What I always find odd about this argument is that almost all of those animals wouldn't even have existed if we weren't going to eat them.

If you believe in sentience, and the value of it, given their low awareness, either you support never even letting them live or what?

I can understand supporting low suffering, but non-existence seems even worse somehow?

Easy to wrap yourself in weird arguments and end up in the absurd, a la Douglas Adams Restaurant at the end of the Universe.

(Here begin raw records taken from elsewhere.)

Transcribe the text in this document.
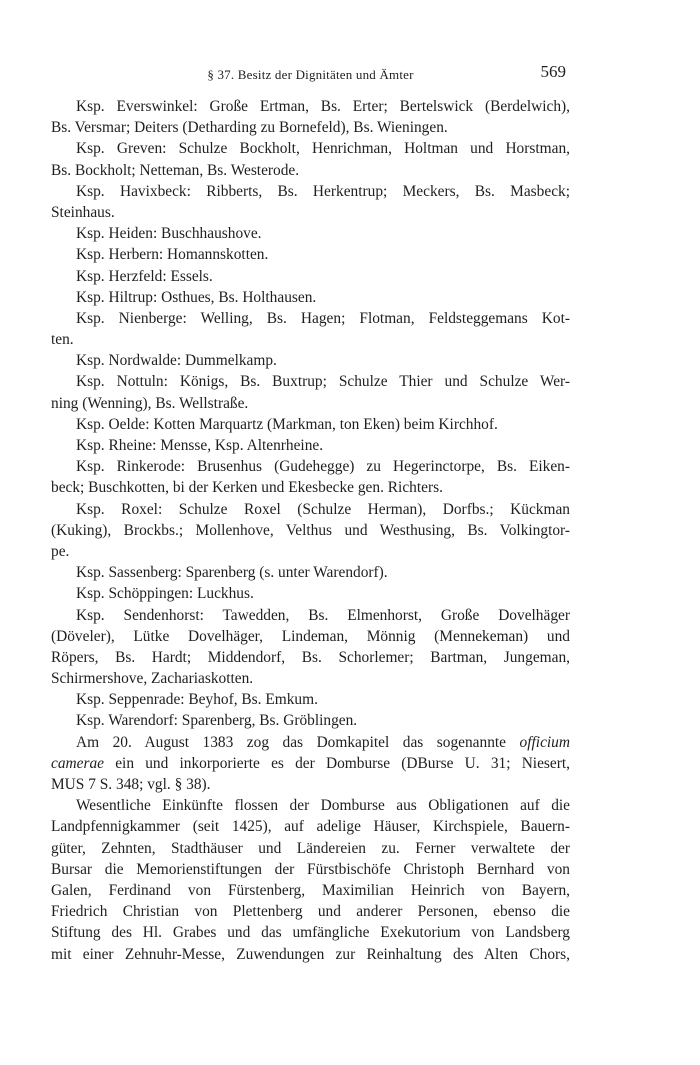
§ 37. Besitz der Dignitäten und Ämter	569
Ksp. Everswinkel: Große Ertman, Bs. Erter; Bertelswick (Berdelwich),
Bs. Versmar; Deiters (Detharding zu Bornefeld), Bs. Wieningen.
Ksp. Greven: Schulze Bockholt, Henrichman, Holtman und Horstman,
Bs. Bockholt; Netteman, Bs. Westerode.
Ksp. Havixbeck: Ribberts, Bs. Herkentrup; Meckers, Bs. Masbeck;
Steinhaus.
Ksp. Heiden: Buschhaushove.
Ksp. Herbern: Homannskotten.
Ksp. Herzfeld: Essels.
Ksp. Hiltrup: Osthues, Bs. Holthausen.
Ksp. Nienberge: Welling, Bs. Hagen; Flotman, Feldsteggemans Kot-
ten.
Ksp. Nordwalde: Dummelkamp.
Ksp. Nottuln: Königs, Bs. Buxtrup; Schulze Thier und Schulze Wer-
ning (Wenning), Bs. Wellstraße.
Ksp. Oelde: Kotten Marquartz (Markman, ton Eken) beim Kirchhof.
Ksp. Rheine: Mensse, Ksp. Altenrheine.
Ksp. Rinkerode: Brusenhus (Gudehegge) zu Hegerinctorpe, Bs. Eiken-
beck; Buschkotten, bi der Kerken und Ekesbecke gen. Richters.
Ksp. Roxel: Schulze Roxel (Schulze Herman), Dorfbs.; Kückman
(Kuking), Brockbs.; Mollenhove, Velthus und Westhusing, Bs. Volkingtor-
pe.
Ksp. Sassenberg: Sparenberg (s. unter Warendorf).
Ksp. Schöppingen: Luckhus.
Ksp. Sendenhorst: Tawedden, Bs. Elmenhorst, Große Dovelhäger
(Döveler), Lütke Dovelhäger, Lindeman, Mönnig (Mennekeman) und
Röpers, Bs. Hardt; Middendorf, Bs. Schorlemer; Bartman, Jungeman,
Schirmershove, Zachariaskotten.
Ksp. Seppenrade: Beyhof, Bs. Emkum.
Ksp. Warendorf: Sparenberg, Bs. Gröblingen.
Am 20. August 1383 zog das Domkapitel das sogenannte officium
camerae ein und inkorporierte es der Domburse (DBurse U. 31; Niesert,
MUS 7 S. 348; vgl. § 38).
Wesentliche Einkünfte flossen der Domburse aus Obligationen auf die
Landpfennigkammer (seit 1425), auf adelige Häuser, Kirchspiele, Bauern-
güter, Zehnten, Stadthäuser und Ländereien zu. Ferner verwaltete der
Bursar die Memorienstiftungen der Fürstbischöfe Christoph Bernhard von
Galen, Ferdinand von Fürstenberg, Maximilian Heinrich von Bayern,
Friedrich Christian von Plettenberg und anderer Personen, ebenso die
Stiftung des Hl. Grabes und das umfängliche Exekutorium von Landsberg
mit einer Zehnuhr-Messe, Zuwendungen zur Reinhaltung des Alten Chors,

You're comparing life with non-existence. We (as a vegetarian I include myself in those making this "odd" argument) are comparing a more happy life or non-existence with being a slave, having your offspring forcibly taken from you, living only a few years in often terrible and freakishly unnatural conditions to then be slaughtered, possibly in another freakishly unnatural way, just so that someone who might not even pay any attention while they're eating your remains, can eat lazily, often in a suboptimal way for taste and nutrition.

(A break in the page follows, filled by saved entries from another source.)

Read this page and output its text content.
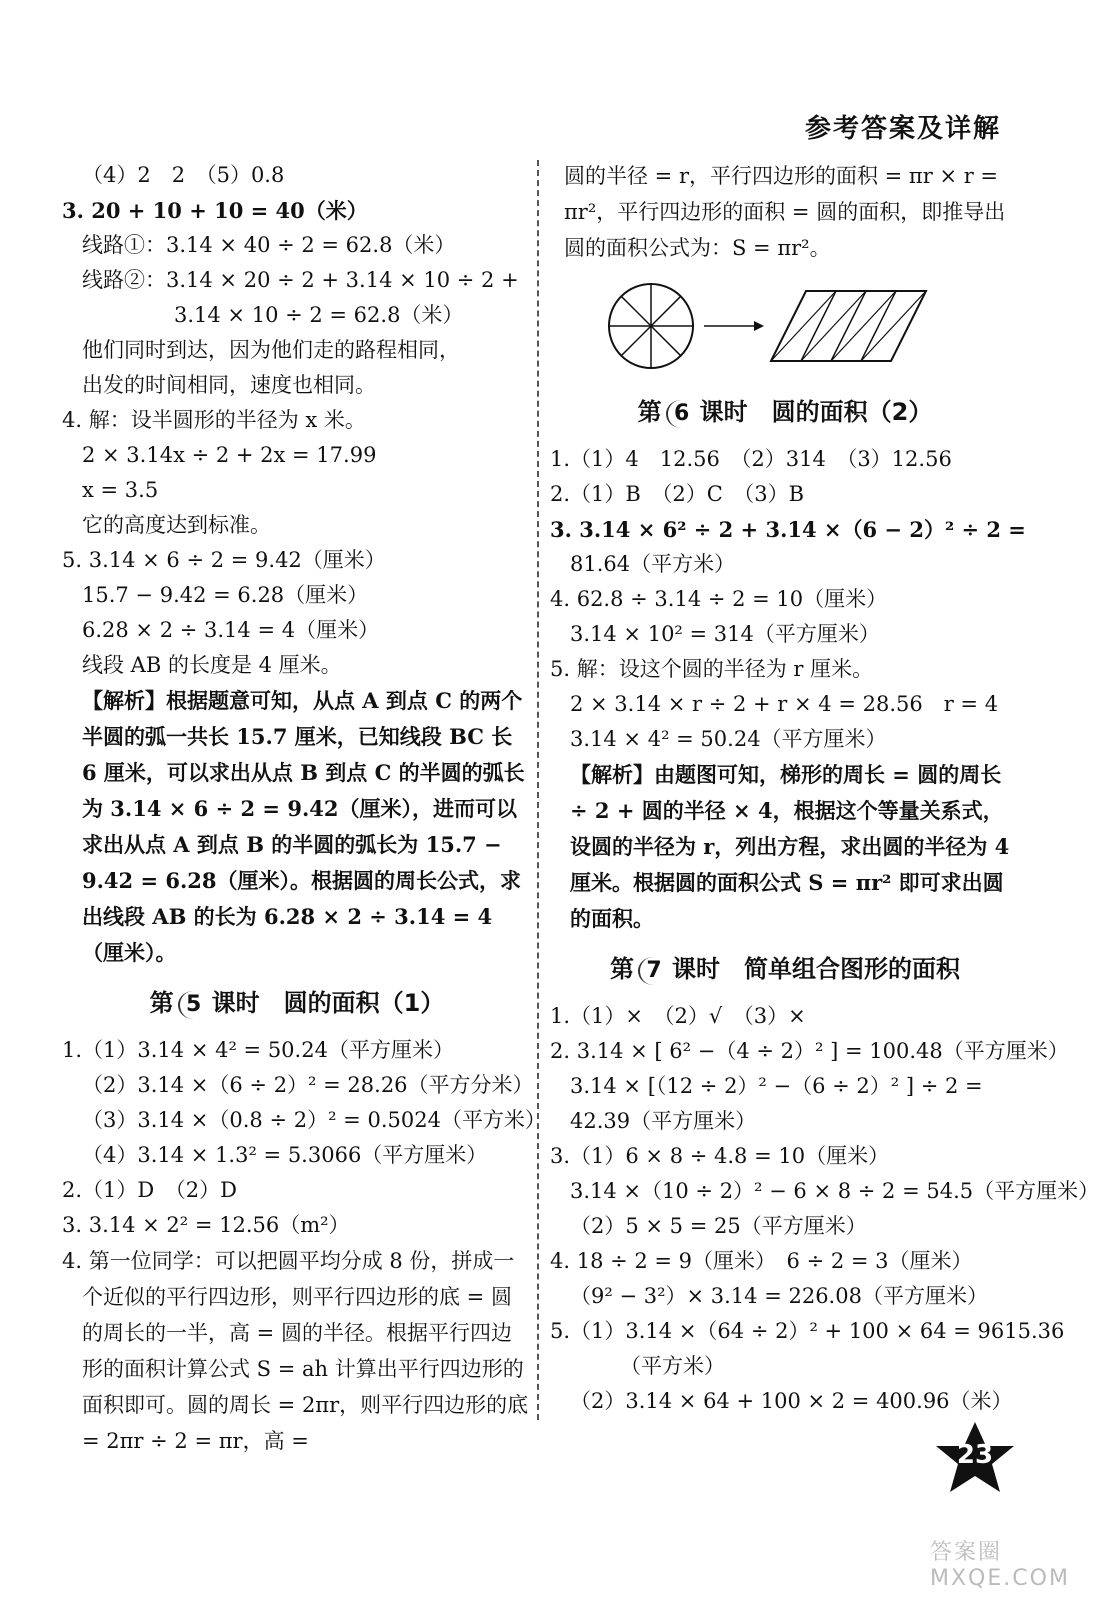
参考答案及详解
（4）2　2　（5）0.8
3. 20 + 10 + 10 = 40（米）
线路①：3.14 × 40 ÷ 2 = 62.8（米）
线路②：3.14 × 20 ÷ 2 + 3.14 × 10 ÷ 2 +
3.14 × 10 ÷ 2 = 62.8（米）
他们同时到达，因为他们走的路程相同，
出发的时间相同，速度也相同。
4. 解：设半圆形的半径为 x 米。
2 × 3.14x ÷ 2 + 2x = 17.99
x = 3.5
它的高度达到标准。
5. 3.14 × 6 ÷ 2 = 9.42（厘米）
15.7 − 9.42 = 6.28（厘米）
6.28 × 2 ÷ 3.14 = 4（厘米）
线段 AB 的长度是 4 厘米。
【解析】根据题意可知，从点 A 到点 C 的两个半圆的弧一共长 15.7 厘米，已知线段 BC 长 6 厘米，可以求出从点 B 到点 C 的半圆的弧长为 3.14 × 6 ÷ 2 = 9.42（厘米），进而可以求出从点 A 到点 B 的半圆的弧长为 15.7 − 9.42 = 6.28（厘米）。根据圆的周长公式，求出线段 AB 的长为 6.28 × 2 ÷ 3.14 = 4（厘米）。
第 5 课时　圆的面积（1）
1.（1）3.14 × 4² = 50.24（平方厘米）
（2）3.14 ×（6 ÷ 2）² = 28.26（平方分米）
（3）3.14 ×（0.8 ÷ 2）² = 0.5024（平方米）
（4）3.14 × 1.3² = 5.3066（平方厘米）
2.（1）D　（2）D
3. 3.14 × 2² = 12.56（m²）
4. 第一位同学：可以把圆平均分成 8 份，拼成一个近似的平行四边形，则平行四边形的底 = 圆的周长的一半，高 = 圆的半径。根据平行四边形的面积计算公式 S = ah 计算出平行四边形的面积即可。圆的周长 = 2πr，则平行四边形的底 = 2πr ÷ 2 = πr，高 =
圆的半径 = r，平行四边形的面积 = πr × r = πr²，平行四边形的面积 = 圆的面积，即推导出圆的面积公式为：S = πr²。
第 6 课时　圆的面积（2）
1.（1）4　12.56　（2）314　（3）12.56
2.（1）B　（2）C　（3）B
3. 3.14 × 6² ÷ 2 + 3.14 ×（6 − 2）² ÷ 2 =
81.64（平方米）
4. 62.8 ÷ 3.14 ÷ 2 = 10（厘米）
3.14 × 10² = 314（平方厘米）
5. 解：设这个圆的半径为 r 厘米。
2 × 3.14 × r ÷ 2 + r × 4 = 28.56　r = 4
3.14 × 4² = 50.24（平方厘米）
【解析】由题图可知，梯形的周长 = 圆的周长 ÷ 2 + 圆的半径 × 4，根据这个等量关系式，设圆的半径为 r，列出方程，求出圆的半径为 4 厘米。根据圆的面积公式 S = πr² 即可求出圆的面积。
第 7 课时　简单组合图形的面积
1.（1）×　（2）√　（3）×
2. 3.14 × [ 6² −（4 ÷ 2）² ] = 100.48（平方厘米）
3.14 × [（12 ÷ 2）² −（6 ÷ 2）² ] ÷ 2 =
42.39（平方厘米）
3.（1）6 × 8 ÷ 4.8 = 10（厘米）
3.14 ×（10 ÷ 2）² − 6 × 8 ÷ 2 = 54.5（平方厘米）
（2）5 × 5 = 25（平方厘米）
4. 18 ÷ 2 = 9（厘米）　6 ÷ 2 = 3（厘米）
（9² − 3²）× 3.14 = 226.08（平方厘米）
5.（1）3.14 ×（64 ÷ 2）² + 100 × 64 = 9615.36
（平方米）
（2）3.14 × 64 + 100 × 2 = 400.96（米）
23
答案圈 MXQE.COM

I doubt ours is the odd position in all of this.


They have no concept of freedom, and for most animals living in the wild is a terrifying existence where they can get killed every day and struggle to find food. Putting aside battery farming, they have a life of luxury compared to their wild cousins.

It's like you believe animals are like humans, they're not, stop anthromorphising them. They're not like Mel Gibson screaming "you can take our lives".

It also makes we wonder if you've ever lived in the country and met wild animals. They are generally not a happy bunch like you see in kids cartoons.


> They have no concept of freedom

Trap some and I'm pretty sure you'll find they want to escape. They certainly understand the concept of captivity.

> It's like you believe animals are like humans, they're not, stop anthromorphising them

You could instead stop with the childish mischaracterisation of my views, of which you know little. I do not believe they are humans. I do, however, know via increasing amounts of evidence that they suffer and can experience complex emotional and social lives, and that our treatment of them is largely an unnecessary cause of their suffering.

> It also makes we wonder if you've ever lived in the country and met wild animals.

I worked in a butcher shop, I've been to working farms, I've been to cattle auctions. I wonder if you've only ever got your meat vacuumed packed in plastic and tell people you "love" bacon - but I wouldn't use that as an argument because it would be irrelevant and crass, especially on a forum like this that's supposed to represent discussion based on a higher level of reasoning amongst respectful peers.

> most animals living in the wild is a terrifying existence where they can get killed every day and struggle to find food. Putting aside battery farming, they have a life of luxury compared to their wild cousins.

You're using the same arguments people used to justify keeping slaves. They weren't any good then so I'm not sure why they'd be any better now.


> If you believe in sentience, and the value of it, given their low awareness, either you support never even letting them live or what?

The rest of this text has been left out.